If you’ve made it this far into the CFP, you might be expecting that the process is experimental. It is. This special issue will be co-created in collaboration with all the authors, online, using short (mini) writing/method workshops plus a sort of “21 day challenge” format, often used for building a yoga or meditation practice. You don’t have to be an autoethnographic expert to participate.

Potential authors will propose to be a part of the process and submit a 300 word abstract with an idea. (see above questions 1, 2, and 3) We will then workshop our ideas into an autoethnographic approach and subsequently, into articles. This process is therefore something of a cross between a set of mini master classes on auto ethnography and a writing club, with the outcome being a collection of pieces that have been nurtured in and with the group, eventually co-creating a special issue of a journal. 

Thus, contributors can expect some mini workshops on how to write autoethnographic fieldnotes that might resemble but differ from a regular journal of one’s daily life; how to practice reflexive self-analysis; how to mine one’s own memory; how to use cultural prompts on oneself as a form of elicitation; how to use visual moodboards as a tool to think with; how to use situational mapping to explore what’s missing, or hidden from one’s viewpoint; and how to incorporate juxtaposition, disjuncture, bricolage, or the uncanny in the process of generating materials, analyzing the situation, or writing/presenting/re-presenting what we think we know to others.

The timeline is short, intensive.

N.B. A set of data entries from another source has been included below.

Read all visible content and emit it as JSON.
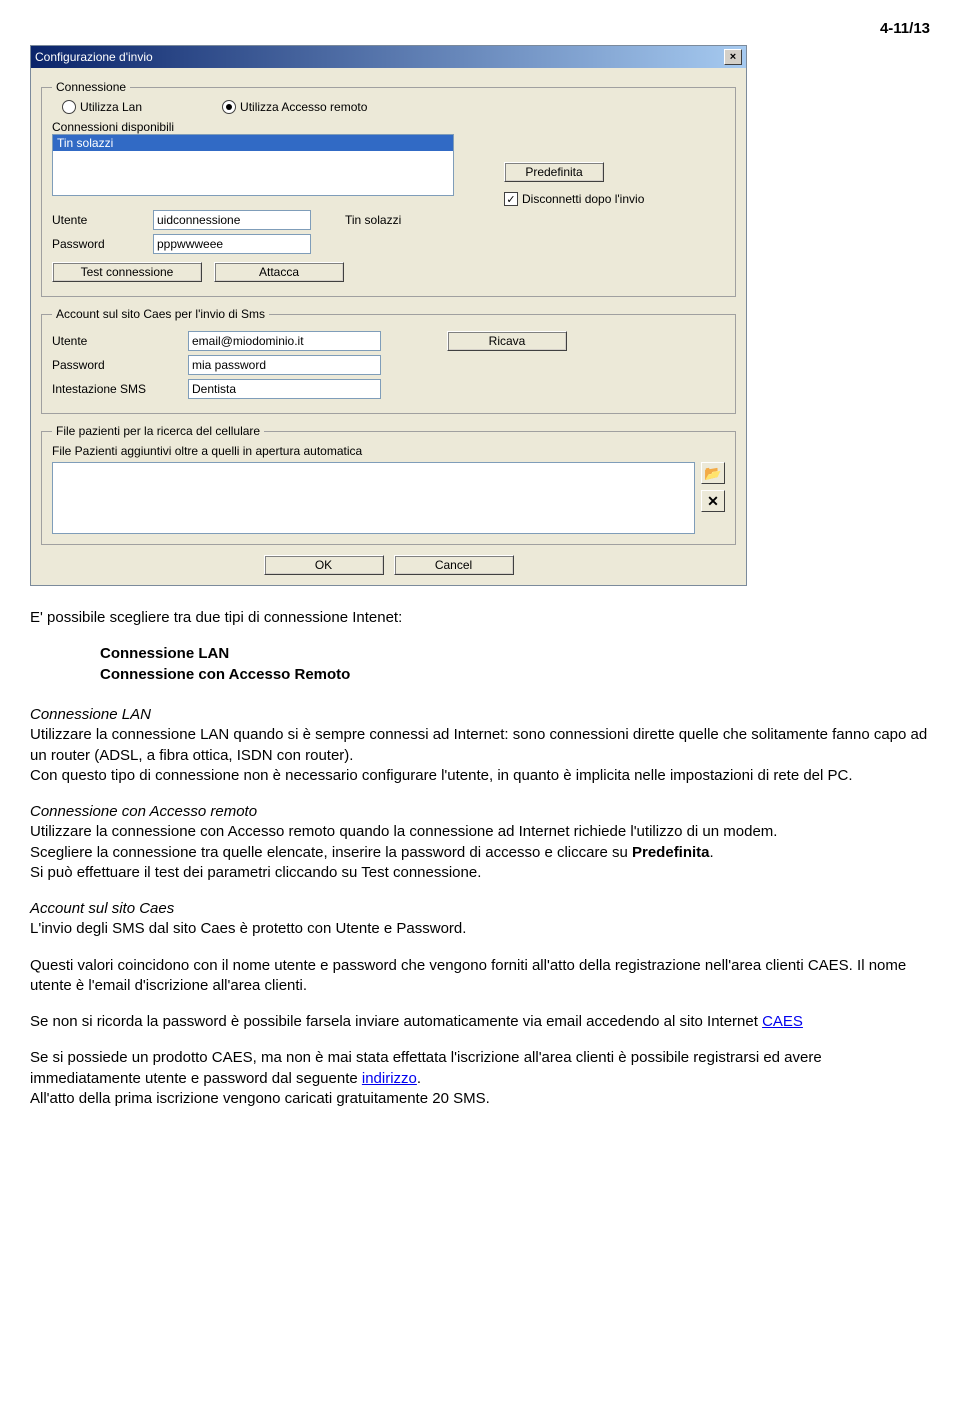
{
  "page_header": "4-11/13",
  "dialog": {
    "title": "Configurazione d'invio",
    "group_connessione": {
      "legend": "Connessione",
      "radio_lan": "Utilizza Lan",
      "radio_remote": "Utilizza Accesso remoto",
      "connessioni_label": "Connessioni disponibili",
      "listbox_item": "Tin solazzi",
      "predefinita": "Predefinita",
      "disconnetti": "Disconnetti dopo l'invio",
      "utente_label": "Utente",
      "utente_value": "uidconnessione",
      "conn_name_static": "Tin solazzi",
      "password_label": "Password",
      "password_value": "pppwwweee",
      "test_btn": "Test connessione",
      "attacca_btn": "Attacca"
    },
    "group_account": {
      "legend": "Account sul sito Caes per l'invio di Sms",
      "utente_label": "Utente",
      "utente_value": "email@miodominio.it",
      "ricava_btn": "Ricava",
      "password_label": "Password",
      "password_value": "mia password",
      "intest_label": "Intestazione SMS",
      "intest_value": "Dentista"
    },
    "group_file": {
      "legend": "File pazienti per la ricerca del cellulare",
      "sublabel": "File Pazienti aggiuntivi oltre a quelli in apertura automatica"
    },
    "ok": "OK",
    "cancel": "Cancel"
  },
  "doc": {
    "p1": "E' possibile scegliere tra due tipi di connessione Intenet:",
    "b1": "Connessione LAN",
    "b2": "Connessione con Accesso Remoto",
    "h_lan": "Connessione LAN",
    "p_lan": "Utilizzare la connessione LAN quando si è sempre connessi ad Internet: sono connessioni dirette quelle che solitamente fanno capo ad un router (ADSL, a fibra ottica, ISDN con router).\nCon questo tipo di connessione non è necessario configurare l'utente, in quanto è implicita nelle impostazioni di rete del PC.",
    "h_rem": "Connessione con Accesso remoto",
    "p_rem1": "Utilizzare la connessione con Accesso remoto quando la connessione ad Internet richiede l'utilizzo di un modem.",
    "p_rem2a": "Scegliere la connessione tra quelle elencate, inserire la password di accesso e cliccare su ",
    "p_rem2b": "Predefinita",
    "p_rem2c": ".",
    "p_rem3": "Si può effettuare il test dei parametri cliccando su Test connessione.",
    "h_acc": "Account sul sito Caes",
    "p_acc1": "L'invio degli SMS dal sito Caes è protetto con Utente e Password.",
    "p_acc2": "Questi valori coincidono con il nome utente e password che vengono forniti all'atto della registrazione nell'area clienti CAES. Il nome utente è l'email d'iscrizione all'area clienti.",
    "p_acc3a": "Se non si ricorda la password è possibile farsela inviare automaticamente via email accedendo al sito Internet ",
    "link_caes": "CAES",
    "p_acc4a": "Se si possiede un prodotto CAES, ma non è mai stata effettata l'iscrizione all'area clienti è possibile registrarsi ed avere immediatamente utente e password dal seguente ",
    "link_indirizzo": "indirizzo",
    "p_acc4b": ".",
    "p_acc5": "All'atto della prima iscrizione vengono caricati gratuitamente 20 SMS."
  }
}
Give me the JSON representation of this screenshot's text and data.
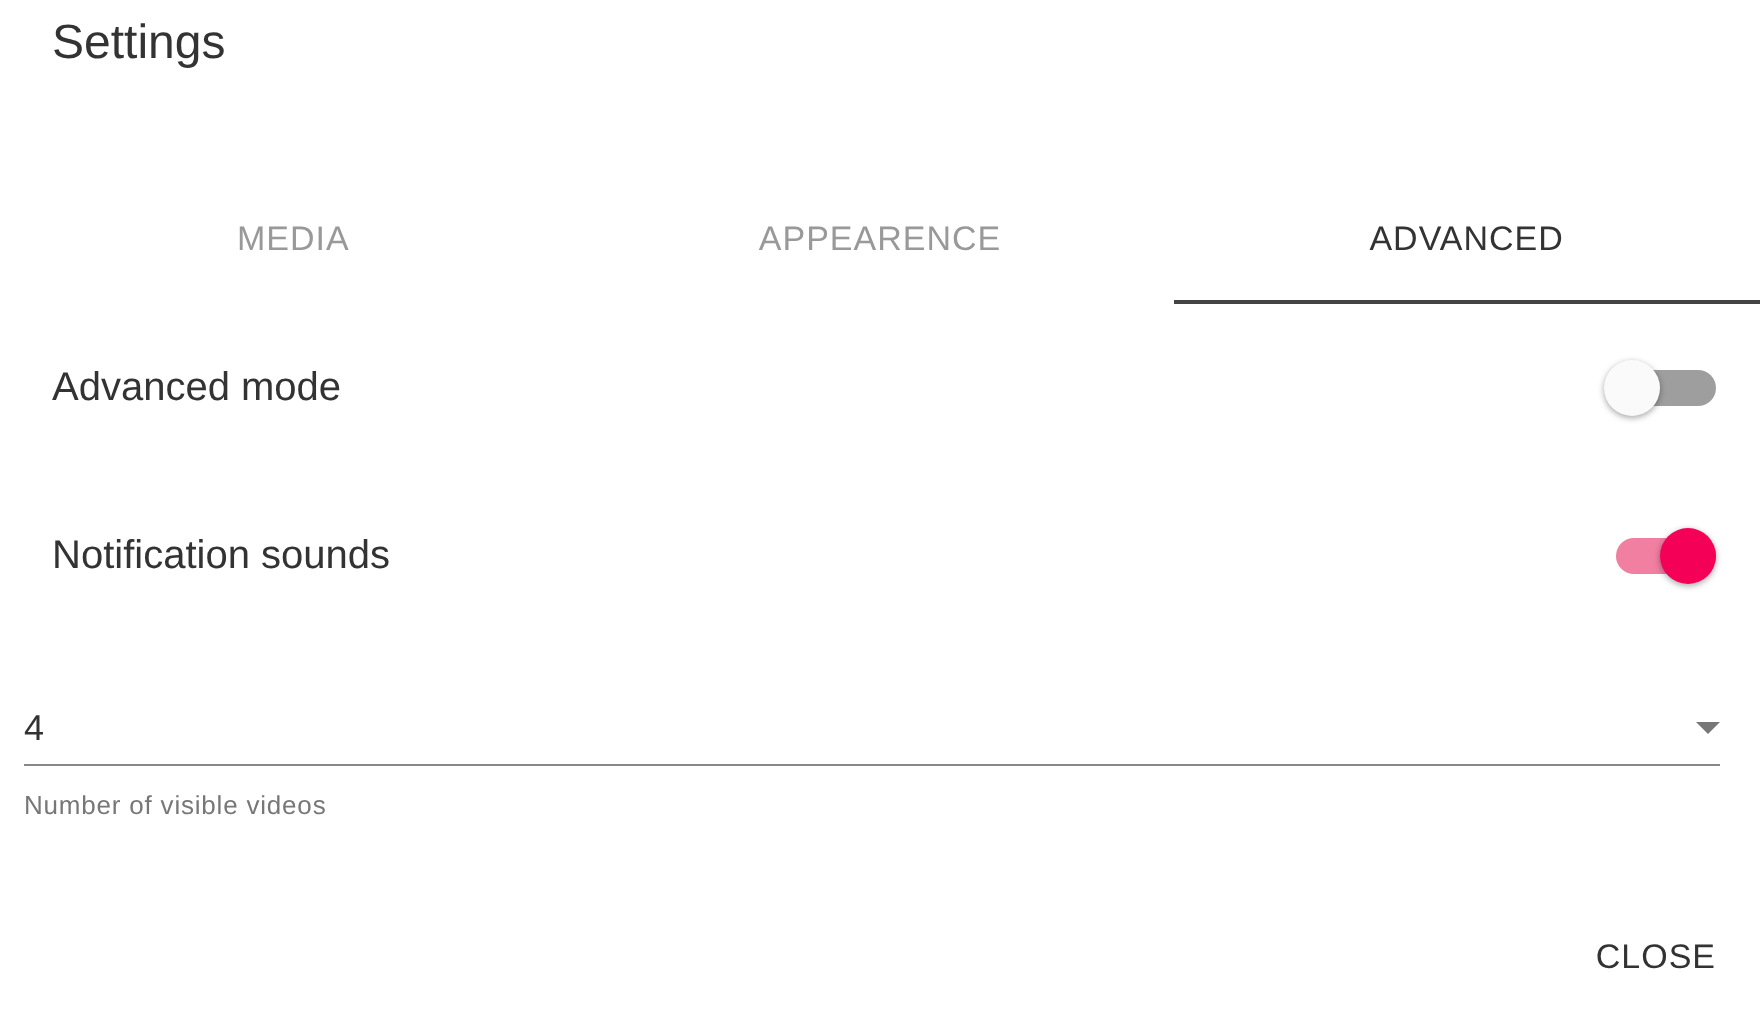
{
  "dialog": {
    "title": "Settings"
  },
  "tabs": [
    {
      "label": "MEDIA",
      "selected": false
    },
    {
      "label": "APPEARENCE",
      "selected": false
    },
    {
      "label": "ADVANCED",
      "selected": true
    }
  ],
  "toggles": [
    {
      "label": "Advanced mode",
      "on": false
    },
    {
      "label": "Notification sounds",
      "on": true
    }
  ],
  "select": {
    "value": "4",
    "helper": "Number of visible videos"
  },
  "buttons": [
    "CLOSE"
  ]
}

This promises to be both satisfying and frustrating. Anyone may withdraw at any time if the process is not fruitful/fun. The end products may look and feel quite differently, or may end up as a cohesive unit. This will emerge.

Editor Team

Annette Markham and Anne Harris

Anne Harris: anne.harris [at] rmit {dot} edu {dot} au

Annette Markham amarkham [at] gmail {dot} com 

Timeline

April 21: CFP distributed and submission form opens: 

May 5: Deadline for submission of 300 word (2000 characters) abstract/idea for the experimental project. Submit here: https://forms.gle/mWW7boK2rskYze8h6

May 11: Decisions about submissions and notifications sent

May 18: Begin experimental series of “21 days autoethnographic challenge” with daily prompts

Late May-early-June: Workshop with team for developing pieces

June: Drafts completed and submitted to various calls, including the Qualitative Inquiry Call specified above

August 1: If accepted to QI, Submission of final copy to QI for (their) internal review

This is an aggressive timeline. It may not work for those who are not prepared for (or able to gear up for) such intensity, but that’s ok! People who participate might have other outlets for their work than the special issue. In other words, participants should not feel pressured to produce for the journal, or on this timeline.

This timeline, with all its intensity, is intended to facilitate activities and a sense of community and collaboration. This will help focus our attention in the moment, so to capitalize on the currency, the feelings of …whatever…in this moment, that may actually fade as we incorporate new routines.